La directive « Eurovignette »

- La directive 1999/62/CE du 17 juin 1999, relative à la taxation des poids lourds pour l'utilisation de certaines infrastructures.

Elle s'applique aux taxes sur les véhicules, aux péages et aux droits d'usage imposés aux véhicules destinés au transport de marchandises par route et ayant un poids total en charge autorisé d'au moins 12 tonnes.

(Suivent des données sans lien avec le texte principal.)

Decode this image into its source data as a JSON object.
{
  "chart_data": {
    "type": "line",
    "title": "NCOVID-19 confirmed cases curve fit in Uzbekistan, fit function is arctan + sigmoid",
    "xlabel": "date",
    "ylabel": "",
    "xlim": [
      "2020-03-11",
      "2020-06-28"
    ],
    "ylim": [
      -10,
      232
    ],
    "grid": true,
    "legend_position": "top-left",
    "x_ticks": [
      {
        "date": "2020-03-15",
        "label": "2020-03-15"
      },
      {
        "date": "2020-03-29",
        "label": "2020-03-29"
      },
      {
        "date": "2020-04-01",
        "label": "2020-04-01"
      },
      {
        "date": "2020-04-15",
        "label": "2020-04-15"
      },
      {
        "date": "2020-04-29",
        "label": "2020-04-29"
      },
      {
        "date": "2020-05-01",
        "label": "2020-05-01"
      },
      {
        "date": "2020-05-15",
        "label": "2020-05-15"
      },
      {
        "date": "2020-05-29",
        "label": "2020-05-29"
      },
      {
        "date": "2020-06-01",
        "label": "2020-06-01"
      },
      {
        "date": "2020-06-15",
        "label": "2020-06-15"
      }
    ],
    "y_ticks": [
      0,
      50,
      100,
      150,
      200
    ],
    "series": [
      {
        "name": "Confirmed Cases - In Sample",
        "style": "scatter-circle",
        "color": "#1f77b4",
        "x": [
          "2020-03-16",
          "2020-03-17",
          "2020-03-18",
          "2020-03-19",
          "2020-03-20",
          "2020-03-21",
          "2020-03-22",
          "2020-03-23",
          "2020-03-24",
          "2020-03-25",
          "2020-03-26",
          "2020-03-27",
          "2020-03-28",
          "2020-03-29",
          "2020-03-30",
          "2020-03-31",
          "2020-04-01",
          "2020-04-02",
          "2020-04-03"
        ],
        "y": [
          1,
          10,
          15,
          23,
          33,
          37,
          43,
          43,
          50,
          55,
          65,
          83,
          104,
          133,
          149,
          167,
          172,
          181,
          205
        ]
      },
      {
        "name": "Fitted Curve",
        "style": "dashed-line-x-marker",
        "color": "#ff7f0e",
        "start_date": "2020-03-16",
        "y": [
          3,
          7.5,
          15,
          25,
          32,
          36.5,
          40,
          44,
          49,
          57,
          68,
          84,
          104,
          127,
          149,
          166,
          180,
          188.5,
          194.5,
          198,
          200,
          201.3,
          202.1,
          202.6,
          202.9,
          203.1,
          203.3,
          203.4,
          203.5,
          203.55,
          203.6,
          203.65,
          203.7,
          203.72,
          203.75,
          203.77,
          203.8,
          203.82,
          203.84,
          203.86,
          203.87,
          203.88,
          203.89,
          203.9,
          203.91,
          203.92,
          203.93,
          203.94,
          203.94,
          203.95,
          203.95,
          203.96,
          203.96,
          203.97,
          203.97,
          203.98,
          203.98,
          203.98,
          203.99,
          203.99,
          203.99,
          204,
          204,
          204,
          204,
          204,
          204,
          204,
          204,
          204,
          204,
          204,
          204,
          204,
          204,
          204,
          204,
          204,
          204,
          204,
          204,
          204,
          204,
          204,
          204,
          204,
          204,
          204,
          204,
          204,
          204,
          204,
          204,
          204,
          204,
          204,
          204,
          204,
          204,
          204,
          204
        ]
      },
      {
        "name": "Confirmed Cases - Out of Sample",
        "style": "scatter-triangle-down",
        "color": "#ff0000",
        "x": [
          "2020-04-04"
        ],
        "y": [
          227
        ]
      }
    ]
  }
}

Elle précise, pays par pays, quelles sont les taxes visées. Chaque Etat membre arrête les procédures de perception et de recouvrement de ces taxes qui sont perçues par l'Etat membre dans lequel le véhicule est immatriculé. Les Etats membres ne peuvent fixer des taux de taxes sur les véhicules inférieurs aux taux minimaux définis dans la directive. Celle-ci prévoit également la possibilité pour tous les Etats membres d'appliquer, dans certains cas et sous certaines conditions, des taux réduits ou des exonérations. La directive énumère enfin les conditions que doivent remplir les Etats membres afin de pouvoir introduire et/ou maintenir des péages ou introduire des droits d'usage (la perception concerne exclusivement l'utilisation d'autoroutes ou de routes analogues, de ponts, de tunnels et de routes de montagne franchissant des cols ; l'application du principe de non-discrimination en raison de la nationalité du transporteur ou de l'origine ou de la destination du transport ; l'absence de contrôle aux frontières intérieures...)

- La directive 2006/38/CE du 17 mai 2006 modifie la directive 1999/62/CE en instaurant un nouveau cadre communautaire relatif à la tarification de l'usage des infrastructures routières.

Elle fixe des règles pour le prélèvement par les Etats membres des péages ou des droits d'usage pour l'utilisation de routes, y compris les routes du réseau transeuropéen et les routes dans les régions montagneuses. A partir de 2012, elle s'appliquera aux véhicules entre 3,5 et 12 tonnes. Les Etats membres ont la possibilité de différencier les péages en fonction du type de véhicule, sa catégorie d'émissions, le degré de dommages qu'il occasionne aux routes, ainsi que le lieu, le moment et le niveau de l'encombrement. Cela permet de lutter contre les problèmes causés par la congestion du trafic, y compris les dommages causés à l'environnement sur la base des principes de «l'utilisateur payeur» et de «pollueur payeur».

Cette directive doit être transposée dans les Etats membres avant le 10 juin 2008.

Source : Commission européenne

Les nombreux enjeux de la redevance PL appellent donc des décisions politiques qui, en tout état de cause, devront faire l'objet d'un échange entre l'exécutif et la représentation nationale à l'occasion du projet de loi qui portera ce dispositif. Votre commission sera naturellement particulièrement attentive à tous les aspects de ce dossier lorsqu'il lui sera soumis par le Gouvernement, avec une attention particulière pour la dimension communautaire.

Indépendamment du débat de principe autour du champ d'application de la redevance, sa mise en place soulève de nombreuses questions pratiques.

* 68 « J'ai déjà eu l'occasion d'annoncer que (...) je mettrai en place, aussi rapidement que possible, une tarification de l'usage par les poids lourds de nos routes nationales non concédées. Cette mesure n'a rien de révolutionnaire : d'autres pays d'Europe la mettent en oeuvre depuis plusieurs années avec succès » (Source : réponse du candidat Nicolas Sarkozy à Transport Développement Intermodalité Environnement, TDIE).

* 69 Selon l'étude SETRA de 1999 (Service d'études techniques des routes et autoroutes), le nombre de kilomètres parcourus sur autoroutes par des poids lourds, toutes nationalités confondues, s'élevait à 13,47 milliards en 1996 tandis que le nombre de kilomètres parcourus sur routes était d'environ 11,6 milliards.

* 70 Cf encadré suivant.

* 71 Tels que l'impôt sur les sociétés ou la redevance domaniale.